The current laws, however, run counter to the crypto boom. The recent amendments to the Act on Reporting and Using Specified Financial Transaction Information, which took effect in March, lack provisions to institutionalize virtual assets. The purpose of the change was mainly to force coin operators to adopt anti-money laundering measures as well as information security management systems.

In general, the institutionalization of a new market, such as a market for cryptocurrencies, happens when the government sets legal requirements for related service providers to receive authorization from financial regulators.

But the financial authorities have instead sounded the alarm on the risks of trading in cryptocurrencies, with Financial Services Commission Chairman Eun Sung-soo recently having defined a cryptocurrency as “a virtual asset with no intrinsic value.”

On Tuesday, Finance Minister and acting Prime Minister Hong Nam-ki reiterated the government’s skeptical view of cryptocurrencies.

“Under the current law on fostering the capital market, it is quite difficult to regard virtual cryptocurrencies as financial assets like stocks or bonds.

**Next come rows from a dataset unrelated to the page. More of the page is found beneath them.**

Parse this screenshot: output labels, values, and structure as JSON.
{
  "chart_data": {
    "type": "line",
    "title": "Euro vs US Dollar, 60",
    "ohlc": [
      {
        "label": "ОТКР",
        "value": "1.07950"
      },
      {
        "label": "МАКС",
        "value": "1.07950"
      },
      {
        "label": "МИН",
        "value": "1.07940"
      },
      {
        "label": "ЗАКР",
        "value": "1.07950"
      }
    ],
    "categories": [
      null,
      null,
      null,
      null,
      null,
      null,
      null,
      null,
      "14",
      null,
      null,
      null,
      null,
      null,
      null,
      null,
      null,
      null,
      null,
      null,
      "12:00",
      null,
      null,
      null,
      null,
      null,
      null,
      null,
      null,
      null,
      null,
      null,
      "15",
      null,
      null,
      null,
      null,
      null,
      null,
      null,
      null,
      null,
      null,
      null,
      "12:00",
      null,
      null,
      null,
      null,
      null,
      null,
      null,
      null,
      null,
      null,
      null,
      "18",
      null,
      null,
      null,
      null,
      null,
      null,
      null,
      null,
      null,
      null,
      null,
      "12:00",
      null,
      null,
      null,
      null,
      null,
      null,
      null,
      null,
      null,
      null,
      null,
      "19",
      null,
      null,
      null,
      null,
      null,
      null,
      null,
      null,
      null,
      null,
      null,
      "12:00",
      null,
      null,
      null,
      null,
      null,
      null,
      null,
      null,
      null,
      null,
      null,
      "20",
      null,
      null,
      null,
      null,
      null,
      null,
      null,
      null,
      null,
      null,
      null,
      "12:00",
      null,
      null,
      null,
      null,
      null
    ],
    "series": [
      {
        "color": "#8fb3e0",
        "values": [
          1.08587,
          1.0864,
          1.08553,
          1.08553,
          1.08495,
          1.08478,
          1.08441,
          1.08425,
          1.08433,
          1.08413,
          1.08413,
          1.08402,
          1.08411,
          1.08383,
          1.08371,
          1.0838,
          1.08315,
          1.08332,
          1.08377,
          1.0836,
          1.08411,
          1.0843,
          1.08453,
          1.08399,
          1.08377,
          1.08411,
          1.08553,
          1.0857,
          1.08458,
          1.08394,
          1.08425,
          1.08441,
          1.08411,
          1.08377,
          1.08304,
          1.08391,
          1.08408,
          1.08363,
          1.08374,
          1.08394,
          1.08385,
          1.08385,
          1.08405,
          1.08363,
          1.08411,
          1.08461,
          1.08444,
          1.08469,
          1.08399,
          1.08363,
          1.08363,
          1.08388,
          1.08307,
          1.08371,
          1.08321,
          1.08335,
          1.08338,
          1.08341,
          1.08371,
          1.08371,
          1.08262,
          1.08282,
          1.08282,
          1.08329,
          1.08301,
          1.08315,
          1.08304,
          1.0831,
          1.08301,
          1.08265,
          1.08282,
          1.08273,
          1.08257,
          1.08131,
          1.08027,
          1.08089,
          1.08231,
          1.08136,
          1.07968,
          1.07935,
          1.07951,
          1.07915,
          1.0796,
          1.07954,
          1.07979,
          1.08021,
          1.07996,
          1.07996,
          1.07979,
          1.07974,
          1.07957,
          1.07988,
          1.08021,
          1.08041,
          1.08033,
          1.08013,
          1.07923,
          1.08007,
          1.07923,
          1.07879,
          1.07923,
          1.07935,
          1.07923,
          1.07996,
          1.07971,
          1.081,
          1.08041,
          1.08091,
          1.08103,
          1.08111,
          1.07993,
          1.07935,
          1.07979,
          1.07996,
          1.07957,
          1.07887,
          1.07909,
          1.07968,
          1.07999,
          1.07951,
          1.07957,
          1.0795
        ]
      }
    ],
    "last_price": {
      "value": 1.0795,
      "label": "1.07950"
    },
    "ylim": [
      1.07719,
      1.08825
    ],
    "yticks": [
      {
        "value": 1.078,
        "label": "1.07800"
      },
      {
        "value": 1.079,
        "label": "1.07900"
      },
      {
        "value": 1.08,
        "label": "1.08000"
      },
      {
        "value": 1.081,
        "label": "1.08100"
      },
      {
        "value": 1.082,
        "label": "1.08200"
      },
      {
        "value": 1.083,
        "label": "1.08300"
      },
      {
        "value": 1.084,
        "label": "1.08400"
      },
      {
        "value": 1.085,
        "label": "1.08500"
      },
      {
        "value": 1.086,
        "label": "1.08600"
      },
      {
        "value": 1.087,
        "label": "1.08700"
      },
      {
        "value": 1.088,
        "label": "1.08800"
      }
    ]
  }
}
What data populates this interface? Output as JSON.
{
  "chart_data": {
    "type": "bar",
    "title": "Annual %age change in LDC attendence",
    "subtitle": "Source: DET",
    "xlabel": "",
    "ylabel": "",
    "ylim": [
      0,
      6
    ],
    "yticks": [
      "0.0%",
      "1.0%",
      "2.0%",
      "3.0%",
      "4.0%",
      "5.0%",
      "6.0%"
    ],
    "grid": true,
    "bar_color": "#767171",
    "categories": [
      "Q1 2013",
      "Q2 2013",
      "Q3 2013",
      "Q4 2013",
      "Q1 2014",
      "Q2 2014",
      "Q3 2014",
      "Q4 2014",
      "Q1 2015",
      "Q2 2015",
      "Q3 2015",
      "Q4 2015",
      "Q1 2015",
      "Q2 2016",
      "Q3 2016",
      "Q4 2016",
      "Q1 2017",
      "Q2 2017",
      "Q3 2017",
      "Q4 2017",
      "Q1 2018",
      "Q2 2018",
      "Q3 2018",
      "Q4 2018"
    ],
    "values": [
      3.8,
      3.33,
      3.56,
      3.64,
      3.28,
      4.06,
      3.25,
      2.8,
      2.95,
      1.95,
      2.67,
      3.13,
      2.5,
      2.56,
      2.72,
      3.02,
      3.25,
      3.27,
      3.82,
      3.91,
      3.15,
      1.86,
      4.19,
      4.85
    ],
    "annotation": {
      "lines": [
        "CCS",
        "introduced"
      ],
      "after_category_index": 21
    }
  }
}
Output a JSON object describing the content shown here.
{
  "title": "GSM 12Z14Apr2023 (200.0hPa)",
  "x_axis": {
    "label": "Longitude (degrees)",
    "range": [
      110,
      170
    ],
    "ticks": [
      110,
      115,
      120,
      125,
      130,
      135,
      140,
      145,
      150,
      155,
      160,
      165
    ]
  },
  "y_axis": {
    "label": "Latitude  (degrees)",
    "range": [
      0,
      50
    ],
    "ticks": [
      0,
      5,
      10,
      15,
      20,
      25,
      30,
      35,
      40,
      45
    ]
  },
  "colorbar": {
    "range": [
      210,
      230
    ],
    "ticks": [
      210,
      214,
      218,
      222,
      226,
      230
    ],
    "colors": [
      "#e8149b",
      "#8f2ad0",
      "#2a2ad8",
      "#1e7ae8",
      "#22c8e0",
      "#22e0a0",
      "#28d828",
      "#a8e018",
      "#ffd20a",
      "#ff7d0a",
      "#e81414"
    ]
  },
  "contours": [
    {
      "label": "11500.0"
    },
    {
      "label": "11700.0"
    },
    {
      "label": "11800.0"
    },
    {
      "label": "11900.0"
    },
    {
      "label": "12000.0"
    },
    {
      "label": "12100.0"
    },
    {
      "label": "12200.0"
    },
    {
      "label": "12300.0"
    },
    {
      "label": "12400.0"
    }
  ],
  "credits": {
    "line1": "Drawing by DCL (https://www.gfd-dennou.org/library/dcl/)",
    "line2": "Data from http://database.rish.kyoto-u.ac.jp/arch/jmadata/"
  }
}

Accordingly, traders of digital tokens are not subject to the government’s supervision nor protection.”

Digital asset transactions are expected to become more transparent as the latest revision to the Act on Reporting and Using Specified Financial Transaction Information obligates crypto service providers to report their business status to the financial authorities to begin operations, Hong added.

Meanwhile, to deter illegal cryptocurrency transactions the policymaking FSC is promoting a change to the Act on Reporting and Using Specified Financial Transaction Information that would prevent a virtual asset operator from entering the market if its major shareholder or real owner has a criminal history. 

Under the current law, criminal checks on virtual asset service providers are limited to their executives and take place before the financial authorities approve business registration. 

A prosecution probe was launched Friday against Lee Jung-hoon, former chairman of local exchange Bithumb Korea and the company’s real owner, holding a stake of nearly 50 percent, for allegedly evading property taxes abroad, officials said.